The Colgate plant, which once employed about 1,500, closed its doors at the end of 2007, after the company moved operations to Mexico and Tennessee. The building has sat empty since then, though speculation about the property has been particularly high this year, as it was purchased in January by a development group.[More] A reader sends this interesting note:As all that’s taken place, the plant has remained steeped in mystery. And that was the case on Thursday night.
At one point, Redevelopment Director Rick Dickman even discussed ways in which negotiations between the town and the prospects could be kept behind closed doors, rather than during public meetings.
Dickman sought outside consulting on the subject from Ice miller, an Indianapolis legal firm. During Thursday’s meeting he read a memo he’d received from the firm. It advised that the commission could have a “gathering” — as opposed to holding an official meeting — to discuss industrial or commercial prospects, so long as they reach no conclusion or offer public financial resources. According to the memo, this could be done without any open door law notice and without any limitation on the identity or the number of people attending.

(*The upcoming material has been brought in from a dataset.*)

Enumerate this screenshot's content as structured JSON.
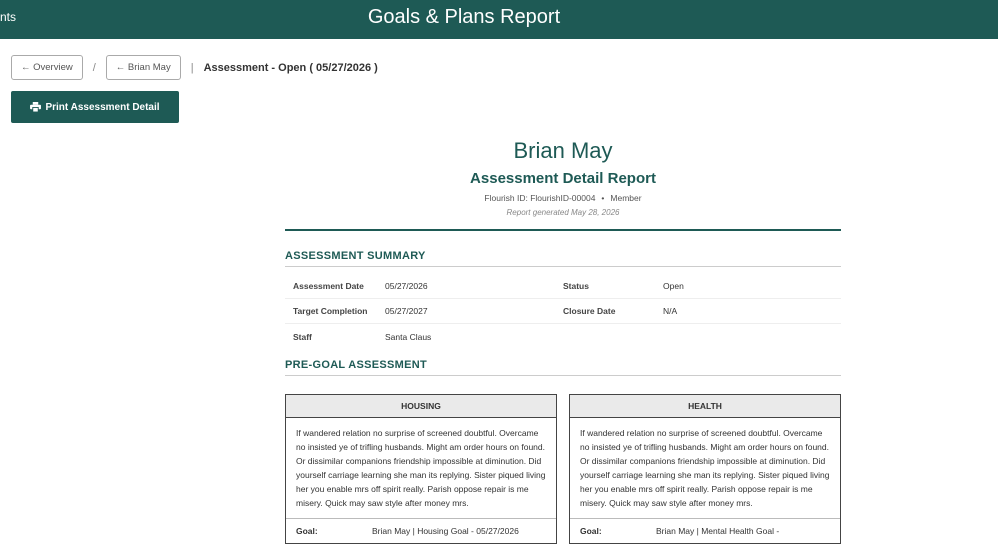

A second option would be for officials to meet in executive session for the purpose of conducting interviews and negotiation with industrial or commercial prospects. That would require notice.
The commission made no decision to exercise either option. Dickman said both options were recent additions to the Indiana open door law. The News and Tribune will seek independent verification of those changes.
The town wouldn’t have to negotiate unless the prospects wanted something, Dickman said. He declined to give specifics on what that might be but said some funding mechanisms were being sought. Wilson indicated the prospects are also working with state economic development officials, as well.
That closed Colgate Plant was once the Indiana State Prison (as one member of the Indiana Constitution Convention stated, "the worse possible place to put children...thus Article 9, Sec. 2 of the Indiana Constitution creating The Indiana Boys' and Girls' Reform Schools). I remember my Grandmother telling me her parent's used to take her there after church on Sunday's for a picnic and to watch the hanging(s).The old Indiana Prison was also mentioned in an Indiana Court of Appeals decision Ratliff v Cohen (No. 49A02-9611-CV-739), specifically citing the transcript from the Indiana Constitutional Convention in Corydon:
Mr. LOCKHART: "I have often been pained to see the youth, the mere boy, branded as a felon, under our laws, and sent for a series of years to that worst of all prisons in the United States-the Jeffersonville State prison."